Appendix III

Checklist: Elements of Composition

Purpose: Central Idea, Thesis

State your purpose clearly.

  • Choose a subject you care about.
  • Provide sufficient background and context to make your subject understandable.
  • Connect subordinate ideas or secondary arguments to your main purpose or central idea.
  • Select a mode of discourse that suits your purpose and audience:
    • Use description to provide information about a person, setting, scene, or object.
    • Use narration (including anecdote) to tell a story.
    • Use exposition to inform your reader.
    • Use persuasion to induce your reader to think, act, or feel a certain way.
  • Analyze your audience, using four questions from Mary Munter:
    • Who are they?
    • What do they know?
    • What do they feel?
    • How can you motivate them?

Point Of View: Tone, Attitude, and Humor

Establish your relationship with your material and your reader.

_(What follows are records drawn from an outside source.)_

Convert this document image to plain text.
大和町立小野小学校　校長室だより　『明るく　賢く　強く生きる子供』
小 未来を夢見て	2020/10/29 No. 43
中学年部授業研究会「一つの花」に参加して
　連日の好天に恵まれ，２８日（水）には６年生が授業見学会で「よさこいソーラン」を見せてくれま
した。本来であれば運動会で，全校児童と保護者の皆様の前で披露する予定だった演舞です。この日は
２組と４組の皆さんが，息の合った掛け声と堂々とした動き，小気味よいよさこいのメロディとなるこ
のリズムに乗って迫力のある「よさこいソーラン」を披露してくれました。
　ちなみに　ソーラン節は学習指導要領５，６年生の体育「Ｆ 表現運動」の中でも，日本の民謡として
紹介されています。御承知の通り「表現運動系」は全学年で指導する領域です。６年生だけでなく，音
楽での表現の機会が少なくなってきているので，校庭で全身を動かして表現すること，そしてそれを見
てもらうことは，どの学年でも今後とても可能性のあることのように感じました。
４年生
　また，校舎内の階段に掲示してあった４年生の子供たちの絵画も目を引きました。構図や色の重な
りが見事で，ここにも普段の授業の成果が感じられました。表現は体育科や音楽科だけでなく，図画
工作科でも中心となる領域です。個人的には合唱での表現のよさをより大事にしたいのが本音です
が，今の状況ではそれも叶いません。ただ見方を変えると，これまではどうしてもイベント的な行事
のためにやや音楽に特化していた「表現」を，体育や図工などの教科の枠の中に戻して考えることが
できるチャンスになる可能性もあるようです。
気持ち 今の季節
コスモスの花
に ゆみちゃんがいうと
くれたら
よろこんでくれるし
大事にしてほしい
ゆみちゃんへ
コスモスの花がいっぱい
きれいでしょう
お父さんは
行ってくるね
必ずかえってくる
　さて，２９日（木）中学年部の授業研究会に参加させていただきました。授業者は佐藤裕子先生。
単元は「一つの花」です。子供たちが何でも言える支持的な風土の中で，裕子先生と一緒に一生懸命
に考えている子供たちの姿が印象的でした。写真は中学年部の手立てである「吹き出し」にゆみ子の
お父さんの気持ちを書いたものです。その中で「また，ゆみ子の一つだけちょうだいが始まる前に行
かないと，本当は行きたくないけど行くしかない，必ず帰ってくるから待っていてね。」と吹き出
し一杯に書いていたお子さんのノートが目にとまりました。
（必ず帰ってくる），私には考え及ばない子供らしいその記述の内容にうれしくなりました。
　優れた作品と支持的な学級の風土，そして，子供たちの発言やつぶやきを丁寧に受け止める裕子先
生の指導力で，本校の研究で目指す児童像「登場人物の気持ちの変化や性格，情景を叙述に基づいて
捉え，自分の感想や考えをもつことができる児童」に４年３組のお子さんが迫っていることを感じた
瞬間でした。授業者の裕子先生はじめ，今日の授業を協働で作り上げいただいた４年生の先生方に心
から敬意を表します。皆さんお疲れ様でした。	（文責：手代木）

  • Maintain a consistent point of view.
  • Maintain a consistent level of formality.
  • Use a personal tone in most correspondence.
  • In narrative writing:
    • Use a limited point of view to create intrigue.
    • Use a subjective point of view to heighten drama.
    • Use a limited point of view to create humor and irony.
    • Use contrasting points of view to add interest.
    • Use a persona for effect.
  • For persuasive writing:
    • Adopt a reasonable tone.
    • Know when to hedge and when to insist.
    • Use the you viewpoint to involve your reader.
    • Use anecdotes to create sympathy for your perspective.
  • Use disparity to create humor and irony.

Organization: Arrangement

Plan and organize your material.

  • Use an outline to help you think and plan.
  • Use the three-part paragraph to help you organize your thoughts.
  • For persuasive writing:
    • Take a direct approach when writing to a sympathetic audience.
    • Take an indirect approach when writing to an unsympathetic or hostile audience.
    • Take an indirect approach when delivering bad news.
    • Adapt the standard five-part argument to your purpose and audience.
    • Acknowledge the opposition to strengthen your argument.
    • Recognize your reader and offer to take the next step in correspondence.
  • Pay particular attention to introductions and conclusions.
  • Make the first and last sentences the strongest parts of your paragraph.
  • Use your lead to engage your reader.
  • Conclude conclusively.

Support: Selection of Detail

Support your assertions.

  • Offer specific, relevant details.
  • Offer enough—but not too much—detail.
  • Appeal to the senses with concrete, colorful detail.
  • Appeal to logic with facts and statistics.
  • Use anecdotes to make your point.
  • Use analogy and metaphor to explain your thinking.
  • Quote others to enhance your credibility.
  • Document your sources.
  • For persuasive writing:
    • Use a combination of rhetorical appeals.
    • Avoid common fallacies in persuasive writing.
    • Follow standard rules of evidence.

Coherence: Connections and Flow

Connect your thoughts.

  • Use an organizational statement to tell your reader where you’re going.
  • Use transitional words and phrases.
  • Repeat key words and phrases.
  • Use parallel structure to bind with rhythm.
  • Maintain a consistent string of topics.
  • For continuity from one sentence to another:
    • Start with old information.
    • End with new information.
    • End with what you intend to develop next.
    • Use “it shifts” and inversions to move new information to the right.
    • Use the passive voice to move old information to the left.
  • For continuity within sentences:
    • Keep adjective phrases together.
    • Help your reader keep track of subjects and verbs.
    • Avoid unnecessary shifts in subject, modified subject, person, voice, and tense.
    • Arrange your material according to natural progressions.